How about Chen and Zoomlion? Case closed?
Once Chen had been exposed as a fraud, Zoomlion’s shares began to recover their declines of the previous week. That was in spite of reporting a 34% drop in third-quarter profit on Wednesday (to Rmb889 million) amid weak demand and excess capacity in its industry.
Also on Wednesday, Sany – Zoomlion’s main rival in the construction machinery sector – reported a 54% drop in profit to Rmb326 million for the same period.
Zoomlion will hope that Chen’s case is now closed and that the media will lose interest. But other important questions remain unanswered, especially the identity of the middleman who paid Chen and the entity which funded his campaign.

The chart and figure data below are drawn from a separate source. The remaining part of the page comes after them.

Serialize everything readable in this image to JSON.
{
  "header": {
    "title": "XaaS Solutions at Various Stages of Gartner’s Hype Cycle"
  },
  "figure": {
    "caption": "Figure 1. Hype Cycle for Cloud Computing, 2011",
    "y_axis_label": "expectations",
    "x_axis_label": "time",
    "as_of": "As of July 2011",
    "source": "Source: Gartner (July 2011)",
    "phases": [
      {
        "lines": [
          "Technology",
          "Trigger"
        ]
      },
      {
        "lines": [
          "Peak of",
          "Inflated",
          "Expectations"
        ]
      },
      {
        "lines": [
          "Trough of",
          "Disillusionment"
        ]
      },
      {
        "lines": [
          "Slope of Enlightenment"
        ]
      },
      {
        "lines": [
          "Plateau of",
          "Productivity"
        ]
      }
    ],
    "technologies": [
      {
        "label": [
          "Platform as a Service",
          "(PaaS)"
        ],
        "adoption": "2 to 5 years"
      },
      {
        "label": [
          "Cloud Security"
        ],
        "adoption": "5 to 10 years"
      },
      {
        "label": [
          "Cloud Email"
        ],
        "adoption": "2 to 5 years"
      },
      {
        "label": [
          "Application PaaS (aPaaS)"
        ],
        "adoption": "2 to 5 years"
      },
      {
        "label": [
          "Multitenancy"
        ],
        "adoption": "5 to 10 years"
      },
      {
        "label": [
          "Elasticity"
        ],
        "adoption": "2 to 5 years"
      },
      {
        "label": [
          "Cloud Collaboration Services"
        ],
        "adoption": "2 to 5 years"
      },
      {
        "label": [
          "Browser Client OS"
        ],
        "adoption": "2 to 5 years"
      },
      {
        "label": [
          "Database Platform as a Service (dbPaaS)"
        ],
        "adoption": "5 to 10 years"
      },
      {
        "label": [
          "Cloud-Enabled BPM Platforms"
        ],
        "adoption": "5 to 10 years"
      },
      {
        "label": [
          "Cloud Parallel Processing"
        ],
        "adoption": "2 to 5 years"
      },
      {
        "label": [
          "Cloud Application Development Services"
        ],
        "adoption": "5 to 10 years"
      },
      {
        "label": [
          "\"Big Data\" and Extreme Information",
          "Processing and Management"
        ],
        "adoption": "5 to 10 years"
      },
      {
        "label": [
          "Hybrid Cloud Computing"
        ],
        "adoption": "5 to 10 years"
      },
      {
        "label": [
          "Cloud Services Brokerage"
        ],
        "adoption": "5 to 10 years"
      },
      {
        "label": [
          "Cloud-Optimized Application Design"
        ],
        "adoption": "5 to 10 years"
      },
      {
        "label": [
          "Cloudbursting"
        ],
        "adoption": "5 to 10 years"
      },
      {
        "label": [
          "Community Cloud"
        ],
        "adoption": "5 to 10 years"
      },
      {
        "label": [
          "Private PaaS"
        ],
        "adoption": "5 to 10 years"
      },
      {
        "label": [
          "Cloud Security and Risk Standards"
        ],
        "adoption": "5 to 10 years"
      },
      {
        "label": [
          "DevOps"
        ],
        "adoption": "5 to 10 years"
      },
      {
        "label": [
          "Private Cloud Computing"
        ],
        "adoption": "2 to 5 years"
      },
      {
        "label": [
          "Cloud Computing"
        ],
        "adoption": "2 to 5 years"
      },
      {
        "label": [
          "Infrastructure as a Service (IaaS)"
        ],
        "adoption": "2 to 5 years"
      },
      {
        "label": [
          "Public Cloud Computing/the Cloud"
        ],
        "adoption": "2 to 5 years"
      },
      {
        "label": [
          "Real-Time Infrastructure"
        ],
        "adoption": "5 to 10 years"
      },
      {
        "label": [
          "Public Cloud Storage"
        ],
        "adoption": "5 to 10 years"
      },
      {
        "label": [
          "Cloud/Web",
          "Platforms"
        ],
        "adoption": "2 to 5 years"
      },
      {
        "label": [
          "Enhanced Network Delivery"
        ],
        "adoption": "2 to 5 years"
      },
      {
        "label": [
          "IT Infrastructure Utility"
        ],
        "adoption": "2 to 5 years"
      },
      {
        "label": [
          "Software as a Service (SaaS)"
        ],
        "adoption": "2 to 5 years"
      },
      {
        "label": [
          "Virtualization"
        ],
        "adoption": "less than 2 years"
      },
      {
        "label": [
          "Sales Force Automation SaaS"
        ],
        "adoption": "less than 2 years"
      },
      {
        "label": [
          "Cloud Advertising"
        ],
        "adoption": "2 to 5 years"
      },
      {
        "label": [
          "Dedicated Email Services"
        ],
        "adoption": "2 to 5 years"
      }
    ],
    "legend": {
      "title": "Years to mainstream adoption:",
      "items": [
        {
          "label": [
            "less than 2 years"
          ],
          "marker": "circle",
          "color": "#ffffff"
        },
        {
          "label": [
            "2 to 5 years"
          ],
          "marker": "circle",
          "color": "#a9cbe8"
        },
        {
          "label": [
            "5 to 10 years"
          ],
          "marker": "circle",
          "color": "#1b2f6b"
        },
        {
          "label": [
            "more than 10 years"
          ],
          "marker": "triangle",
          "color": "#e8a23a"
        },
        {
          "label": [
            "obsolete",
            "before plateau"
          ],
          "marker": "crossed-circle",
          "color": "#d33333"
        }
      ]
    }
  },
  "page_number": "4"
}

While CCTV seemed strangely incurious, it did provide a mischievous footnote to its coverage. During the report, the camera zoomed in on Chen’s written confession, lingering on what appeared to be a reference to “Sany Heavy Industry” in the text. It was only a momentary glimpse but eagle-eyed netizens had enough time to grab screen shots of the image. Soon enough they were doing the rounds online.
On Monday a Sany executive was quoted in the Chinese media as denying any involvement in the case, although the bad blood with Zoomlion is well known, as well as the rumours that Sany decided to switch its headquarters to Beijing because of its rival’s ties to the authorities in Hunan.
“Zoomlion is state-owned, so the local government is more inclined to Zoomlion. Sany may be leaving out of anger,” a company source told the Shanghai Evening Post at the time (see WiC174).
A series of hints from Gao Hui, the assistant to Zoomlion’s chairman, also seemed to link Sany to Chen. Gao wrote in mid-July that Chen had never interviewed the bosses at Zoomlion, for instance, but that he had met Sany executive Xiang Wenbo on a number of occasions.
In a further post online he was more direct, asking whether Chen “worked for New Express or for Sany Heavy Industry”.
But in another interview with Global Entrepreneur shortly before the move to Beijing, it was Sany executives complaining that they were the victims of a dirty tricks campaign, following accusations including tax evasion, bribing officials and stealing R&D.
“In the eyes of our rivals we have been involved in every illegal activity except drug trafficking and prostitution,” quipped Liang Wengen, Sany’s boss, noting that he had even been forced to deny that he was suffering from an incurable illness.
Such was Sany’s mistrust of its hometown that it is said to have organised its board meetings hundreds of miles away in Jiangsu, while gatherings in Changsha were sometimes convened out of doors because of fears that buildings had been bugged.
And according to Global Entrepreneur, Sany lashed out at its rival in a document handed to Party leaders in Hunan. “For two years, Zoomlion has continuously fabricated rumours against Sany, drumming up a bad press and relentlessly targeting it with untrue reports,” it complained. “In the face of such irrational competition, Sany can’t plan for the long term or focus on normal operations to make itself a first-class enterprise.”
In difficult commercial conditions, investors look to be pretty unimpressed by the ongoing struggle between the two corporate titans. Year-to-date Sany’s stock is down 32% and Zoomlion’s by 37%.